5.7. [gedaagde] heeft erkend dat hij medio 2005 een opslagruimte op het gehuurde heeft gebouwd. Voor deze schuur stelt [gedaagde] een lichte bouwvergunning van de gemeente Epe te hebben verkregen, waarbij hij verwijst naar de door hem overgelegde brief van de gemeente Epe d.d. 4 juli 2005. [gedaagde] heeft gemotiveerd betwist andere bouwwerken zonder vergunning op het te hebben gerealiseerd.
Aangezien [eiser] zijn stelling op geen enkele wijze feitelijk heeft onderbouwd en evenmin bewijs daarvan heeft aangeboden, moet deze stelling worden verworpen.
5.8. [eiser] heeft niet weersproken dat [gedaagde] de recreatiewoning niet permanent bewoont, zodat zulks tussen partijen in rechte als vaststaand moet worden aangenomen. Daarnaast zijn door [eiser] geen feiten of omstandigheden gesteld waaruit kan worden afgeleid dat het perceel door [gedaagde] steeds is gebruikt in strijd met het bestemmingsplan en de Woningwet. Deze stelling moet daarom eveneens worden verworpen.
5.9. Hetgeen hiervoor is overwogen leidt tot de conclusie dat niet is komen vast te staan dat [gedaagde] zich niet gedraagt als een goed huurder. De op die stelling van [eiser] gebaseerde vorderingen moeten daarom worden afgewezen, met verlenging van de huurovereenkomst voor onbepaalde tijd.

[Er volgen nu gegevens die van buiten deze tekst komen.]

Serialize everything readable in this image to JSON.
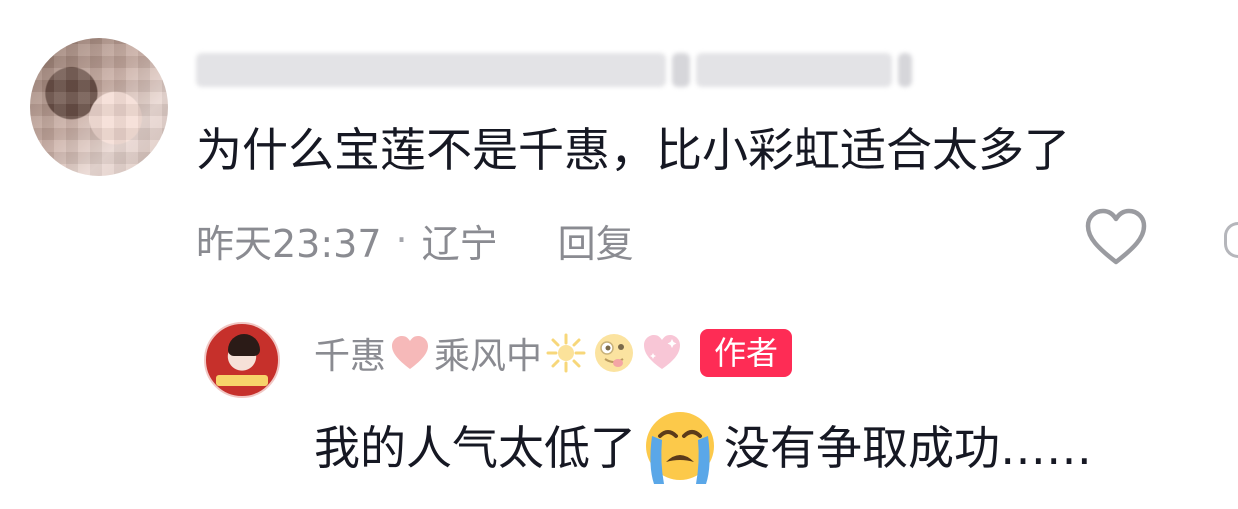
{
  "comment": {
    "text": "为什么宝莲不是千惠，比小彩虹适合太多了",
    "time": "昨天23:37",
    "separator": "·",
    "location": "辽宁",
    "reply_label": "回复",
    "icons": {
      "like": "heart-outline-icon"
    }
  },
  "reply": {
    "name_part1": "千惠",
    "name_part2": "乘风中",
    "author_badge": "作者",
    "text_before": "我的人气太低了",
    "text_after": "没有争取成功……",
    "icons": {
      "name_heart": "pink-heart-icon",
      "sparkle": "glowing-star-icon",
      "zany": "zany-face-icon",
      "sparkling_heart": "sparkling-heart-icon",
      "cry": "loudly-crying-face-icon"
    }
  },
  "colors": {
    "badge": "#fe2c55",
    "meta": "#8a8b91",
    "text": "#161823"
  }
}
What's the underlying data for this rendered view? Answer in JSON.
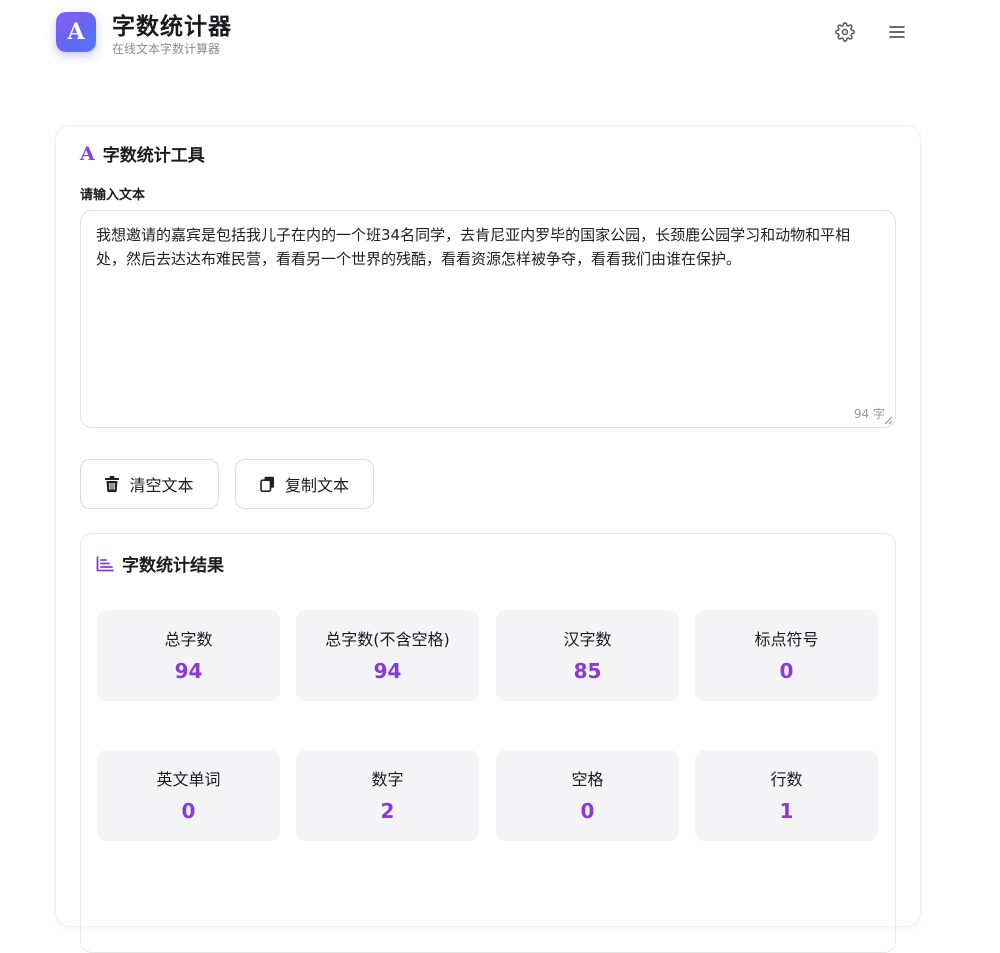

5.10. [eiser] zal als de in het ongelijk gestelde partij worden veroordeeld in de kosten van deze procedure. Deze kosten worden tot op heden aan de zijde van [gedaagde] begroot op
€ 450,00 wegens salaris gemachtigde.
6. De beslissing
De kantonrechter
6.1. wijst de vorderingen van [eiser] af;
6.2. verlengt de tussen partijen bestaande huurovereenkomst voor onbepaalde tijd;
6.3. veroordeelt [eiser] in de kosten van deze procedure, tot op heden aan de zijde van [gedaagde] begroot op € 450,00, te voldoen aan de griffier door overmaking op rekeningnummer [nummer] ten name van arrondissement Zutphen onder vermelding van
“proceskostenveroordeling” en het zaak- en rolnummer;
6.4. verklaart dit vonnis met betrekking tot de kostenveroordeling uitvoerbaar bij voorraad.
Dit vonnis is gewezen door mr. D. Vergunst en uitgesproken door mr. K.R. Kuiken ter openbare terechtzitting van 6 oktober 2010.